Dr Carmel Anandadas is a consultant clinical oncologist at the Christie NHS Foundation Trust in Manchester.

Each year around 33,000 breast cancer patients have radiotherapy as part of their treatment. This uses a beam formed by high energy X-rays to damage the cancer cells’ DNA so they are no longer able to replicate.

Radiotherapy is a safe and effective way to treat early breast cancer. However, we estimate that 500 patients a year in the UK who need radiotherapy for early breast cancer will undergo a higher than acceptable dose of radiation to the heart, which increases their lifetime risk of heart problems by more than 2 per cent (which is the accepted threshold).

This group includes patients with underlying heart conditions or slightly unusual anatomy. For example, their lymph nodes might lie very close to their heart.

What are the risks?

There is less than a one-in-1,000 chance that proton beam therapy may increase the risk of developing a different type of cancer later in life. This is a risk with all types of radiotherapy because radiation exposure is a potential cause of cancer.

Dr Richard Simcock, a clinical oncologist at Sussex Cancer Centre and Chief Medical Officer at Macmillan Cancer Support, says: ‘We can treat the majority of breast cancer patients using radiotherapy entirely safely.

‘But there will always be a small subset of patients — either because of an unusual anatomy or because of pre-existing heart problems — where even sophisticated radiotherapy techniques won’t allow us to deliver it as safely as we would like.

‘Research in the U.S. has already shown that proton techniques deliver smaller doses of radiation to the heart compared to standard techniques, but it is not yet certain whether this gives an advantage to the patient over the longer term.’

These patients would still be offered standard radiotherapy but with tweaks to try to reduce the dose slightly to protect the heart.

But since 2016 we have been looking at different ways to treat them, including with proton beam therapy. Here, the radiation is delivered using charged particles, instead of X-rays as with conventional radiotherapy.

With conventional radiotherapy, the beam is angled so that X-ray particles travel through tissue from one side of the breast before exiting through the other side, so avoiding most of the organs underneath.

But proton beam therapy is angled directly at the breast: we can pinpoint where the energy is released and can stop the particles when they get to the back of the breast, so they don’t travel through the organs behind it.

This means proton beam therapy can deliver the same dose in a more precise way when the target area lies close to the heart.

At present, there are only two NHS proton beam therapy machines in the UK: at the Christie in Manchester and University College London Hospital.

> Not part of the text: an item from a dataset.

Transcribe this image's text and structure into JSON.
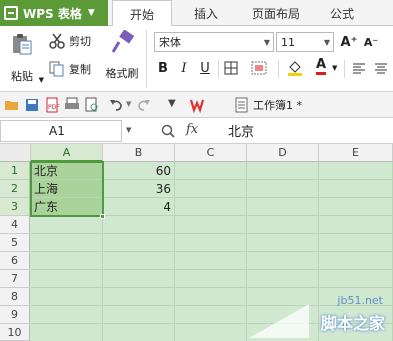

The PARABLE trial, set up last year, is the first UK trial where proton beam therapy will be compared to conventional radiotherapy for early breast cancer. Similar trials are being conducted in the U.S., Denmark and the Netherlands. Our goal is to recruit 192 patients from 22 hospitals across the UK; so far, 16 patients have been treated.

Before we treat the patients, we spend two or three weeks precisely calculating their bespoke treatment. This includes the ideal angle and energy of the beam of protons to target the cancer cells.

A few weeks after treatment, the patient might experience redness and a slight swelling or skin rash caused by inflammation from the beams, but this usually settles within eight weeks.

Patients often feel tired and some may experience a sore throat, as the throat is close to the lymph nodes in the neck which is an area of treatment for some. This will also ease in the weeks afterwards. However, as proton beam therapy is more precise, it should cause less damage to healthy tissue and fewer side-effects.

In addition to the usual checks, Kim will have a scan in two years to look for any effects from the treatment to her organs. The trial results will not be for five years at the earliest. If we can show that proton beam therapy makes a difference to this group of patients, it could be routinely offered to others in future.